The source code can also be viewed online. When viewing a file, there are logs for “Blame” and “Log” to find out who has made changes to that file. The commit messages typically say who reviewed the change, with r=username.

If you prefer to work locally with the code, you can use hg blame or hg log. If you prefer Git over Mercurial, there’s a read-only Git mirror on GitHub.

Next, you can search for bugs in Bugzilla to find out who has fixed related bugs.

  • Select Components as the Classification.

  • Select Core as the Product.

  • Take a guess at the Component. You can select multiple.

  • Select RESOLVED, VERIFIED, and CLOSED as the Status.

  • Select FIXED as the Resolution.

  • If the component is too broad, type something in the Summary field to search for.
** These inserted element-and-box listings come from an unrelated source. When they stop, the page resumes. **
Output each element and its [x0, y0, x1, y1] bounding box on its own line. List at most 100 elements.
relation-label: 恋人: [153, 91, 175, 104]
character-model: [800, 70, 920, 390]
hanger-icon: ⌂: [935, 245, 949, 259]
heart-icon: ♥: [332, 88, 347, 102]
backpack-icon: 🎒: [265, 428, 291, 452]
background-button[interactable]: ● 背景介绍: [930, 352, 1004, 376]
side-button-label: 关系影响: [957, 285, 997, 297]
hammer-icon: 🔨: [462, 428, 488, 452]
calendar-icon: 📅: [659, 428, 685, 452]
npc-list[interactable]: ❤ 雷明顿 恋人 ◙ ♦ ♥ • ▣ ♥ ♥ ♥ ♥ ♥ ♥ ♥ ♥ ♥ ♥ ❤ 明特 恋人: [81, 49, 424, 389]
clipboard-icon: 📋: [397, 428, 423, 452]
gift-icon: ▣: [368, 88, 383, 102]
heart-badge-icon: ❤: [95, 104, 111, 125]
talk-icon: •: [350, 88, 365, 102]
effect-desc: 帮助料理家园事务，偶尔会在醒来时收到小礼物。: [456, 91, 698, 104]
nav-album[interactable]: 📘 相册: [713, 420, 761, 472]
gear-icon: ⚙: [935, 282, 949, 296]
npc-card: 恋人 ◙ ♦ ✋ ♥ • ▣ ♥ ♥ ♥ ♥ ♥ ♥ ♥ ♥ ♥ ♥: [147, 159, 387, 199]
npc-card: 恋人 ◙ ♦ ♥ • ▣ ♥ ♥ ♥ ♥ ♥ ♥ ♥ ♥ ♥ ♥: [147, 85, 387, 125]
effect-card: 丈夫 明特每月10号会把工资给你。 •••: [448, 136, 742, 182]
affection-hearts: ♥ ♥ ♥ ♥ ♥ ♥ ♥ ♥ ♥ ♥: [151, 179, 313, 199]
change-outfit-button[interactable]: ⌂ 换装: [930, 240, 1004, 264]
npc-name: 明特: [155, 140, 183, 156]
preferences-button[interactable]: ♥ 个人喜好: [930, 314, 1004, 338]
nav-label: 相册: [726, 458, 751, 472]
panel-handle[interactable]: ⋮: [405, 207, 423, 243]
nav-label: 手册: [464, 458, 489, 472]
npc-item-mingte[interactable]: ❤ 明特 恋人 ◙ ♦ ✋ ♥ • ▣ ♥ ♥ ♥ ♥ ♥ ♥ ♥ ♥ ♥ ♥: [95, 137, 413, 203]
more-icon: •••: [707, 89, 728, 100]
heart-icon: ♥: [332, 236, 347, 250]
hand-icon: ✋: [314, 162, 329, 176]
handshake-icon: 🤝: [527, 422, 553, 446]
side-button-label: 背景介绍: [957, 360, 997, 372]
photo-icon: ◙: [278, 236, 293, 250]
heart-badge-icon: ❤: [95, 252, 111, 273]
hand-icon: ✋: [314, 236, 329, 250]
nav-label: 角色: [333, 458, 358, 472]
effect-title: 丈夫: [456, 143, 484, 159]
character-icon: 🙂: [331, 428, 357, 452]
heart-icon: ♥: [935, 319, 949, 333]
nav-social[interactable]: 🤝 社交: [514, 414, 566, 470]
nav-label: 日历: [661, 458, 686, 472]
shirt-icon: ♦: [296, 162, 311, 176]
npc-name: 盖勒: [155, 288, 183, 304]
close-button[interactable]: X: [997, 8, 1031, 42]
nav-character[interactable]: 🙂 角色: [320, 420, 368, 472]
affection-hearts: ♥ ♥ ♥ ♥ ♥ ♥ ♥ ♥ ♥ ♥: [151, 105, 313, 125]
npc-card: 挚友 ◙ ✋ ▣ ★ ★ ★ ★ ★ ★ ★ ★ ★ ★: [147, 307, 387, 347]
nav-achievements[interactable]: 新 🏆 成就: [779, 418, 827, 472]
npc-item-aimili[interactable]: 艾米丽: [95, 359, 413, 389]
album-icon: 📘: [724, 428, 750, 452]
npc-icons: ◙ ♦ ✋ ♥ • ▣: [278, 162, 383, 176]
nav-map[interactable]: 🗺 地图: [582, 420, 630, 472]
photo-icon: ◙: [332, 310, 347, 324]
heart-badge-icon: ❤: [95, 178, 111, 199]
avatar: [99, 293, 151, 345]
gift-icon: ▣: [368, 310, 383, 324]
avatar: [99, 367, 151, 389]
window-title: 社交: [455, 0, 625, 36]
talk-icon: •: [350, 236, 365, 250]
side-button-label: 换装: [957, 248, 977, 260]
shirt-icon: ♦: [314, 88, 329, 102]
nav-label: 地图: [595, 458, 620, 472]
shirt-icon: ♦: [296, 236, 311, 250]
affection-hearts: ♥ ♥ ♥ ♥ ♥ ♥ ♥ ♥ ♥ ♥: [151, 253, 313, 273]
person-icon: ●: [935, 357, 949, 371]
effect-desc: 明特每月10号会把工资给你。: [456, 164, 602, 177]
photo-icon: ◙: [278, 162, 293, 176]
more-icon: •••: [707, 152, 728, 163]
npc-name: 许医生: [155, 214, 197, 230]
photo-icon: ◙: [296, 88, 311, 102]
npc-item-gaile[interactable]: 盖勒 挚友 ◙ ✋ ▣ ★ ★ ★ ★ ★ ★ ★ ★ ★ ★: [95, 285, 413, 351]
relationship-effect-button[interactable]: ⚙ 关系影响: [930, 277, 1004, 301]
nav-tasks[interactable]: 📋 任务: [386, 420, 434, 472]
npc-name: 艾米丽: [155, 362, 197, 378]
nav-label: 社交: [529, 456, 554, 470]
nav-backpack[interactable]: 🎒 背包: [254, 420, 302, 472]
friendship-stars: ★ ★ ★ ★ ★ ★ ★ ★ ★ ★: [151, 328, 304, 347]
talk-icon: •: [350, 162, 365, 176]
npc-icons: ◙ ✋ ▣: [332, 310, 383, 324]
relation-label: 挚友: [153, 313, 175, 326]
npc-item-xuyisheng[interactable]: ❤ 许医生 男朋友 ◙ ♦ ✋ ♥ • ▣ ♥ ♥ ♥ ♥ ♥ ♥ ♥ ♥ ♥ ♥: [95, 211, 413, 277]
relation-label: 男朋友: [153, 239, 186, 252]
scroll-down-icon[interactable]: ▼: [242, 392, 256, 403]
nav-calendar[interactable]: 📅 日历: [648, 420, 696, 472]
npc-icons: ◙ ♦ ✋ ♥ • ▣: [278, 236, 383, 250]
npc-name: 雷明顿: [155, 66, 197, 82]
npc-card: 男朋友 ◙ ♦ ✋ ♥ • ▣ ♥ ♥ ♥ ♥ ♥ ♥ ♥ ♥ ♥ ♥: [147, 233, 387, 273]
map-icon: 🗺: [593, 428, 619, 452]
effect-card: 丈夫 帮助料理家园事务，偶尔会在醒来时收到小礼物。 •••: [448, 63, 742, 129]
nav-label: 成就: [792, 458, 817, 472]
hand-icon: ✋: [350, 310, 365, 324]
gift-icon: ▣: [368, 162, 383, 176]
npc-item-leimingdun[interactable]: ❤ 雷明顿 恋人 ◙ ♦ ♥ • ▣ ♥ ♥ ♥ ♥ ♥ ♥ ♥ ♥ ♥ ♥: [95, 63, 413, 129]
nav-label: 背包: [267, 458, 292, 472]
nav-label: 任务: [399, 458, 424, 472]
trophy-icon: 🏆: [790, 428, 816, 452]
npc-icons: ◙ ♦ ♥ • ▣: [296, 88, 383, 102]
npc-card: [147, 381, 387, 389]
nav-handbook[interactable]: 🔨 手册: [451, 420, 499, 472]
Click Search. Look at the Assignee column. You can also click on a bug to see who has reviewed.

The Modules/Core wiki page documents who are the module owners and peers for different parts of the code, and also links to a discussion group for each module. Module owners have a leadership role, and make decisions about what changes can be made to that module.

The Standards wiki page has Mozilla’s points of contact per web standard or working group. The people listed here are likely good candidates to reach out to for a given specification, and may be able to help identify who the right person to talk to is for a given issue.


Folders have a META.yml file with suggested_reviewers which lists GitHub usernames of people who want to be notified of pull requests for that folder, maybe because they want to review, but not necessarily. In any case, they have indicated interest in the folder in question, so they may be good candidates to reach out to for the subject matter at hand.

Using Git (git blame or git log) to find who has contributed to a particular test is a good way to find the right person for a test. This can also be viewed in GitHub’s user interface; when viewing a file, the contributors for that file are listed, and there are also “Blame” and “History” buttons (example).

It can also be worthwhile to search for open and closed issues and pull requests, to see who are contributing with issues, code, comments, and who are reviewing.

Finally, you can reach out in IRC #testing on (archive), or the public-test-infra mailing list.


Test262 is the testsuite for JavaScript and related specifications. Similarly to web-platform-tests, you can find out who has contributed to a test using git blame or git log.

TC39 (the committee for JavaScript) has a process for changes to the language where a proposal goes through several stages, and each proposal has a “champion”. The current proposals are tracked in GitHub, where the proposals’ authors and champions are listed.

Finally, you can reach out on IRC, #tc39 on Freenode, or the es-discuss mailing list.

Web Developers and Framework Developers

This category can be a bit tricky because it is a much larger audience. How to proceed probably depends heavily on the topic at hand.

Maybe there are frameworks that handle the use case that you want feedback on. If you find such frameworks, you can reach out to the maintainers and ask for their input. Maybe they also have an idea about how to get relevant feedback from web developers that are using their framework.

Other ways to reach web developers can involve talking to people who have a community of web developers around them. A question on Twitter from such a person can go a long way to identify pain points web developers have.

Other ways involve actively searching for blog posts where web developers document how they work around something or complain about differences between browsers. Searching for questions in StackOverflow can also reveal common problems.

You can also help conduct surveys such as the MDN Web Developer and Designer Survey or this survey about form controls.

You can speak at web developer conferences to raise awareness and get direct feedback about a particular issue.

Some browser vendors have Developer Relation teams, which can help act as a communication channel between browser vendors or web standards groups and web developers.